De grands pouvoirs impliquent de grandes responsabilités

Malgré les assurances de GPT-3, OpenAI n’a pas encore publié le modèle en open source, en partie parce que la société craint que la technologie ne soit utilisée de manière abusive.

Il n’est pas difficile d’imaginer comment elle pourrait être utilisée pour générer des tonnes de désinformation, de spam et de bots.

En outre, de quelle manière cette technologie va-t-elle perturber les professions déjà automatisées ? Sa capacité à générer des articles automatisés impossibles à distinguer de ceux rédigés par des humains va-t-elle consolider davantage une industrie des médias en difficulté ?

Prenons l’exemple d’un article composé par GPT-3 sur l’éclatement de l’Église méthodiste.
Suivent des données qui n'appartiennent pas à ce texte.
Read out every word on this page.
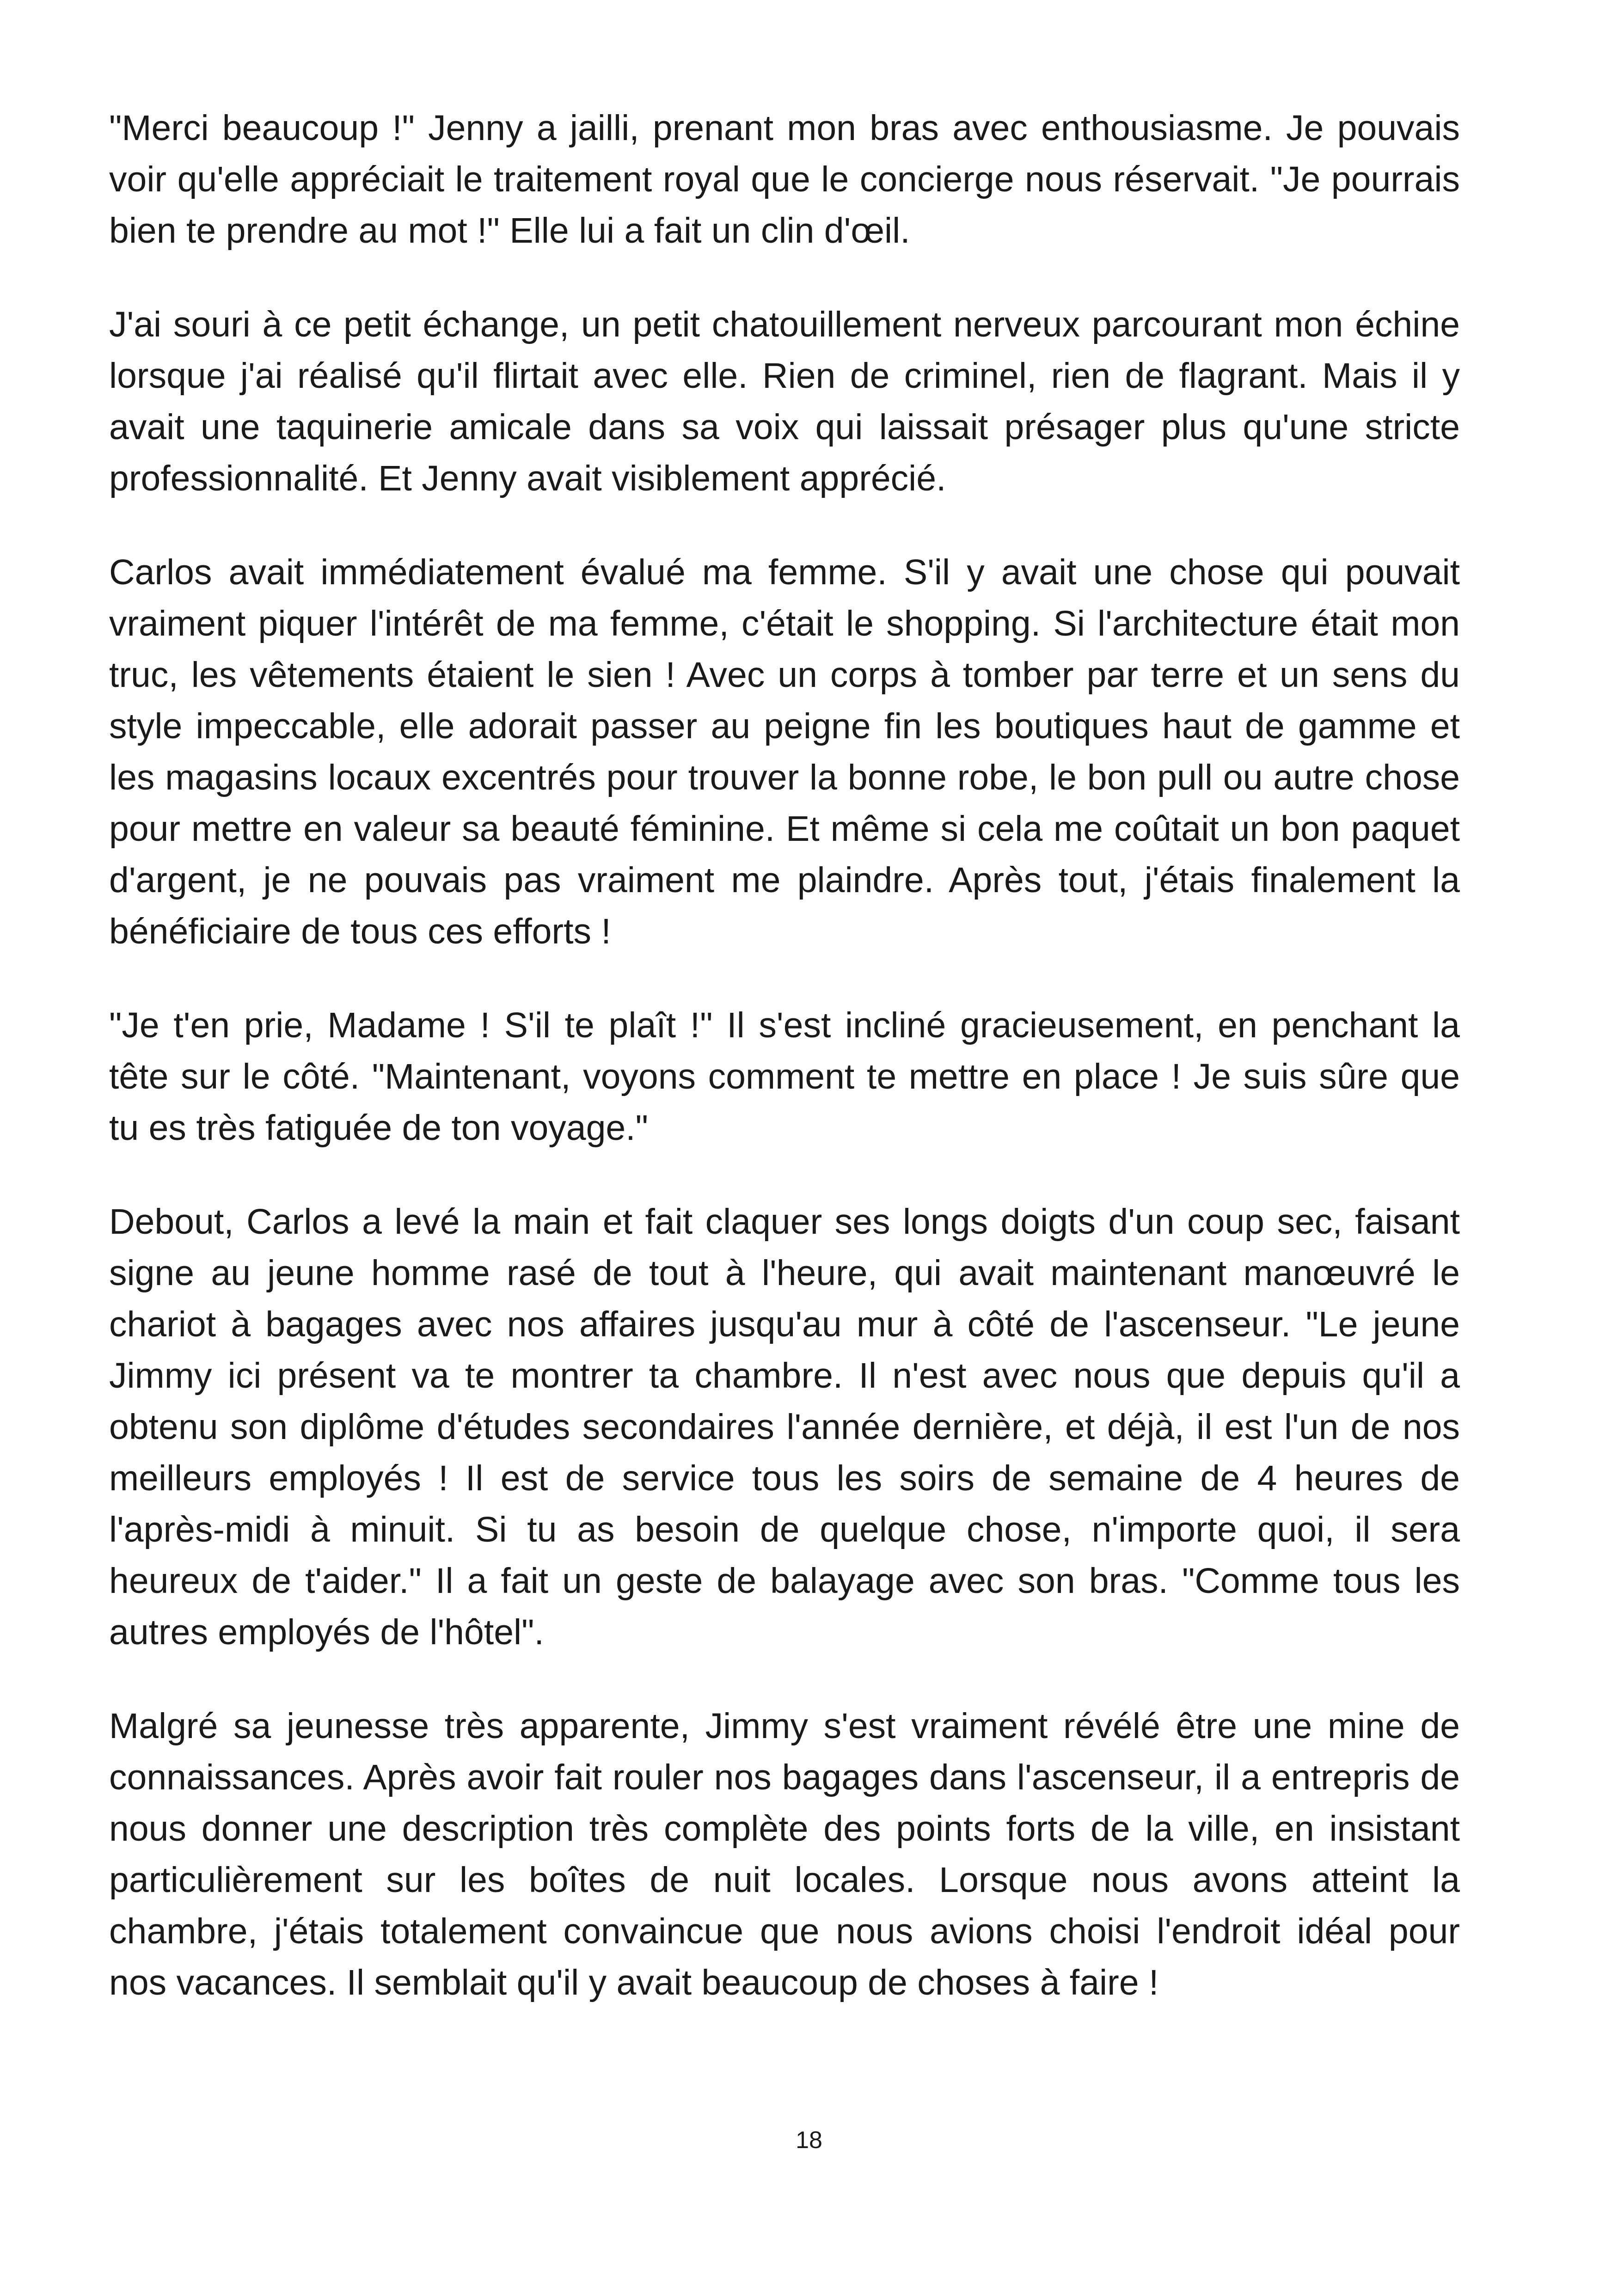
"Merci beaucoup !" Jenny a jailli, prenant mon bras avec enthousiasme. Je pouvais voir qu'elle appréciait le traitement royal que le concierge nous réservait. "Je pourrais bien te prendre au mot !" Elle lui a fait un clin d'œil.

J'ai souri à ce petit échange, un petit chatouillement nerveux parcourant mon échine lorsque j'ai réalisé qu'il flirtait avec elle. Rien de criminel, rien de flagrant. Mais il y avait une taquinerie amicale dans sa voix qui laissait présager plus qu'une stricte professionnalité. Et Jenny avait visiblement apprécié.

Carlos avait immédiatement évalué ma femme. S'il y avait une chose qui pouvait vraiment piquer l'intérêt de ma femme, c'était le shopping. Si l'architecture était mon truc, les vêtements étaient le sien ! Avec un corps à tomber par terre et un sens du style impeccable, elle adorait passer au peigne fin les boutiques haut de gamme et les magasins locaux excentrés pour trouver la bonne robe, le bon pull ou autre chose pour mettre en valeur sa beauté féminine. Et même si cela me coûtait un bon paquet d'argent, je ne pouvais pas vraiment me plaindre. Après tout, j'étais finalement la bénéficiaire de tous ces efforts !

"Je t'en prie, Madame ! S'il te plaît !" Il s'est incliné gracieusement, en penchant la tête sur le côté. "Maintenant, voyons comment te mettre en place ! Je suis sûre que tu es très fatiguée de ton voyage."

Debout, Carlos a levé la main et fait claquer ses longs doigts d'un coup sec, faisant signe au jeune homme rasé de tout à l'heure, qui avait maintenant manœuvré le chariot à bagages avec nos affaires jusqu'au mur à côté de l'ascenseur. "Le jeune Jimmy ici présent va te montrer ta chambre. Il n'est avec nous que depuis qu'il a obtenu son diplôme d'études secondaires l'année dernière, et déjà, il est l'un de nos meilleurs employés ! Il est de service tous les soirs de semaine de 4 heures de l'après-midi à minuit. Si tu as besoin de quelque chose, n'importe quoi, il sera heureux de t'aider." Il a fait un geste de balayage avec son bras. "Comme tous les autres employés de l'hôtel".

Malgré sa jeunesse très apparente, Jimmy s'est vraiment révélé être une mine de connaissances. Après avoir fait rouler nos bagages dans l'ascenseur, il a entrepris de nous donner une description très complète des points forts de la ville, en insistant particulièrement sur les boîtes de nuit locales. Lorsque nous avons atteint la chambre, j'étais totalement convaincue que nous avions choisi l'endroit idéal pour nos vacances. Il semblait qu'il y avait beaucoup de choses à faire !

18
Il commence ainsi :

« Après deux jours d’intenses débats, l’Église méthodiste unie a accepté une scission historique – qui devrait aboutir à la création d’une nouvelle dénomination, qui sera « théologiquement et socialement conservatrice », selon le Washington Post. »

Grâce à la capacité de produire des textes aussi nets, le GPT-3 et ses successeurs feront-ils baisser le coût de la rédaction des reportages ?

En outre, est-ce ainsi que nous voulons obtenir nos informations ?

La technologie va devenir de plus en plus puissante. C’est à l’homme qu’il appartiendra de définir et de réglementer ses utilisations et abus potentiels.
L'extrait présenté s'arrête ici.